The PALIMPSEST Project aims to explore the transformative potential of hybrid pathways – at the intersection of creativity, research, and local action – in landscapes grappling with sustainability challenges in various forms. In this perspective, Jerez de la Frontera’s landscape is interesting for several reasons, starting from its deeply rooted identity, intertwined with flamenco tradition and agricultural practices in wine production. The rural landscape is facing multifaceted crises related to shifts in labour markets, local economies, and mounting pressures from climate change. Moreover, this landscape is undergoing transformation due to the installation of wind and photovoltaic power plants. Tradition, future visions, conflicts, and the imperative for change: what better ingredients to experiment with?
What Did We Do?
- We collectively explored the landscape of Jerez de la Frontera through walks, visits, and meetings. These activities aided in better understanding its evolving dynamics, the challenges it faces, and the perspectives of various local stakeholders.

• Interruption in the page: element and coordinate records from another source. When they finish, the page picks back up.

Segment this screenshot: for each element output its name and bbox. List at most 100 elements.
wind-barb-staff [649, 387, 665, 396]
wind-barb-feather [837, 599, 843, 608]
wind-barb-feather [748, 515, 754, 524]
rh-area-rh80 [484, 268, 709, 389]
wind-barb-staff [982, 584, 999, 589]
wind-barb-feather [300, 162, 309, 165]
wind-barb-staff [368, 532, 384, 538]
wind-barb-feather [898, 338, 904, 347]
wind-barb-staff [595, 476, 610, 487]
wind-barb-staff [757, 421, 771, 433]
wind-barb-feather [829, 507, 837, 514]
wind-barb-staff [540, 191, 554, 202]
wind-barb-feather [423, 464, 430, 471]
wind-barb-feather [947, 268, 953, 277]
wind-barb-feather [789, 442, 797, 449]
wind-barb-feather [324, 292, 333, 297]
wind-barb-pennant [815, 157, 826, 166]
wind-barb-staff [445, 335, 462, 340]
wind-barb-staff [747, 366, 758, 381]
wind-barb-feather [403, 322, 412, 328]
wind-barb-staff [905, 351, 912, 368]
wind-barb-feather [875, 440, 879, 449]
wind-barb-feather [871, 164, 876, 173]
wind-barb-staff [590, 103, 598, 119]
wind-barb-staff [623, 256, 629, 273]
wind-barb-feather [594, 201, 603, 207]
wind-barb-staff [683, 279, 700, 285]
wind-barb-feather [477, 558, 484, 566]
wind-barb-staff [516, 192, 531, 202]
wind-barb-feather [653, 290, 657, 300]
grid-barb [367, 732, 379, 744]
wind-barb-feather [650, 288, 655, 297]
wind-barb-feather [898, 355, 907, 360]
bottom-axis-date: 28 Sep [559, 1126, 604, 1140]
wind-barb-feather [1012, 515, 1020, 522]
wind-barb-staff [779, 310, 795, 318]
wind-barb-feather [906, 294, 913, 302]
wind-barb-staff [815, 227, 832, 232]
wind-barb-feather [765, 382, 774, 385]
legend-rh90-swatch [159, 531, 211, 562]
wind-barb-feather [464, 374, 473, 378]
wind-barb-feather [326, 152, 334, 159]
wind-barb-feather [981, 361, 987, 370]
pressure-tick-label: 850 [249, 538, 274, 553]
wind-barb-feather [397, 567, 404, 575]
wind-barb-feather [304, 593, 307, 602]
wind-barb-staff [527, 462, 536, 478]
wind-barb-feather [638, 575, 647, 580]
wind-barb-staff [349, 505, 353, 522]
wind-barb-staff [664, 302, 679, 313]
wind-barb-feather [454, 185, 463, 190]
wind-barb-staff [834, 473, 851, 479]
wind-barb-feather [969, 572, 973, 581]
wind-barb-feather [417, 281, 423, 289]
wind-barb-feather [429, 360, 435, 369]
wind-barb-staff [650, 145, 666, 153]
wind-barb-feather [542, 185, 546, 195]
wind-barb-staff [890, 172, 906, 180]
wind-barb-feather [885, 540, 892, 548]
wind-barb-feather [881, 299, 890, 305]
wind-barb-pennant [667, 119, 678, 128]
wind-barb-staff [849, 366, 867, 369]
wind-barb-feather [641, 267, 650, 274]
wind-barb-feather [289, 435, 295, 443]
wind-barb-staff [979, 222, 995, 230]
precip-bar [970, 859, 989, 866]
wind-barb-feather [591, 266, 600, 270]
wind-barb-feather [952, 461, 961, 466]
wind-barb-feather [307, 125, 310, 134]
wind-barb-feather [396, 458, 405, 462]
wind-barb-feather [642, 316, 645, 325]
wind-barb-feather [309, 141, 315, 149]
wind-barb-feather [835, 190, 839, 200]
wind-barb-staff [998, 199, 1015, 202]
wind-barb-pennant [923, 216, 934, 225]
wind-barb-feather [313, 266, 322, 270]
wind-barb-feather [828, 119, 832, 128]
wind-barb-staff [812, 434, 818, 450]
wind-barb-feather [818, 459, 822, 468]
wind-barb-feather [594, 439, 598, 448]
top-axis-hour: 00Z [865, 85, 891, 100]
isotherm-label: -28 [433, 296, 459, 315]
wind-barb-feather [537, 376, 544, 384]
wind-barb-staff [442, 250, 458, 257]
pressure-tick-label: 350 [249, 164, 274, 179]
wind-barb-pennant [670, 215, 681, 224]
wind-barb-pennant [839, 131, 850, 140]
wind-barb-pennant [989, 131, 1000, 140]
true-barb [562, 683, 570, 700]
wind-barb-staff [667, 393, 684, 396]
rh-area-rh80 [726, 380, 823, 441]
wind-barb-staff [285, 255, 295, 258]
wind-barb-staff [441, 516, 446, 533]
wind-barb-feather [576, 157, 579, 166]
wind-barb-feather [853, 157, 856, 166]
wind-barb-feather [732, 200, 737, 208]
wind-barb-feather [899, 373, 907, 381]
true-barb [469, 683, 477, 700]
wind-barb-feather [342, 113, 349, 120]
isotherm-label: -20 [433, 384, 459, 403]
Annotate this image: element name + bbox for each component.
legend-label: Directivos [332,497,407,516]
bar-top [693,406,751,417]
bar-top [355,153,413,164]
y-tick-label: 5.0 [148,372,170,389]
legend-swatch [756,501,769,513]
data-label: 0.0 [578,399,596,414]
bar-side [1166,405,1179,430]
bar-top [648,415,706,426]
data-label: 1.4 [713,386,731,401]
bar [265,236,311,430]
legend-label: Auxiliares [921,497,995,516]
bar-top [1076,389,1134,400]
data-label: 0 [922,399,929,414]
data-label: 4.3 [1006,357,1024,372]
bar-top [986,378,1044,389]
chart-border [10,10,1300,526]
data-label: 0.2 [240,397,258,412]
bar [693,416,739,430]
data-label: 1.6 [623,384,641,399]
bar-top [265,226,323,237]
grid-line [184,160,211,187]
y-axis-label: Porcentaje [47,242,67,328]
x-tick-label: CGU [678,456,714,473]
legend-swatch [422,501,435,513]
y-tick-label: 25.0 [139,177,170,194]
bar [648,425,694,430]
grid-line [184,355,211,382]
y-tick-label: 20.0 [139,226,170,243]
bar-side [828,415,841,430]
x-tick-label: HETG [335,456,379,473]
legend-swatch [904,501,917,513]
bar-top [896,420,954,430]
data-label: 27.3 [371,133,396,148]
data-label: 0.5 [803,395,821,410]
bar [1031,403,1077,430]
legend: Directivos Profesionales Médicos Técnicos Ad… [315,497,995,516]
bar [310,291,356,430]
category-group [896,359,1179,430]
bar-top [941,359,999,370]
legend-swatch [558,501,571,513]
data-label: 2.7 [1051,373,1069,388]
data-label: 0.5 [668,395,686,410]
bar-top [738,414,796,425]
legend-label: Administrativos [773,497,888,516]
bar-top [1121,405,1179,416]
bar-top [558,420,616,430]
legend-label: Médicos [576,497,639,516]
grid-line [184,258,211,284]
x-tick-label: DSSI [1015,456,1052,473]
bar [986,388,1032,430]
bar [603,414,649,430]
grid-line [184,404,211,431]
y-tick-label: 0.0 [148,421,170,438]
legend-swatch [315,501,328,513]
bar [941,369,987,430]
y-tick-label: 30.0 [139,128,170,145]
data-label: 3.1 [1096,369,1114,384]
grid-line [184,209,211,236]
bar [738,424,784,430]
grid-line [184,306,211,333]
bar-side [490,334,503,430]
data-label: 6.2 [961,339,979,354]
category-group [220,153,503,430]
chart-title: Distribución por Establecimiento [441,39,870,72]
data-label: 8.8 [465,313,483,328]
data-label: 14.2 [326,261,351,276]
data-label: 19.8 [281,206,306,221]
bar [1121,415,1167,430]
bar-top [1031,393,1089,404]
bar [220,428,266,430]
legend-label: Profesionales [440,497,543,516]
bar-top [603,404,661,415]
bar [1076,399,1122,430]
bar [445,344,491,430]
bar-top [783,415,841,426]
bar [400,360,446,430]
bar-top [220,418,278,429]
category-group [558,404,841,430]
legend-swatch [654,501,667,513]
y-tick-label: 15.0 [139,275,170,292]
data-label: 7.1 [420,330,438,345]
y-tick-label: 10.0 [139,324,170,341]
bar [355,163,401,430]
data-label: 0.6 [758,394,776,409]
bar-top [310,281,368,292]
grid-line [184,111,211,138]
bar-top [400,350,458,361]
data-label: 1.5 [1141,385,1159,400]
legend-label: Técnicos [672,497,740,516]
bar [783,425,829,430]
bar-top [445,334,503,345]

- We worked on developing the idea, starting from the proposal selected during the Creative Dialogues, namely “The Songs by Nearby Earth.” To achieve this, we initiated discussions involving not only different project partners but also local stakeholders who helped ground the process development in landscape generation practices.
- We brainstormed how to experiment with the idea within the reference context, envisioning potential prototyping pathways.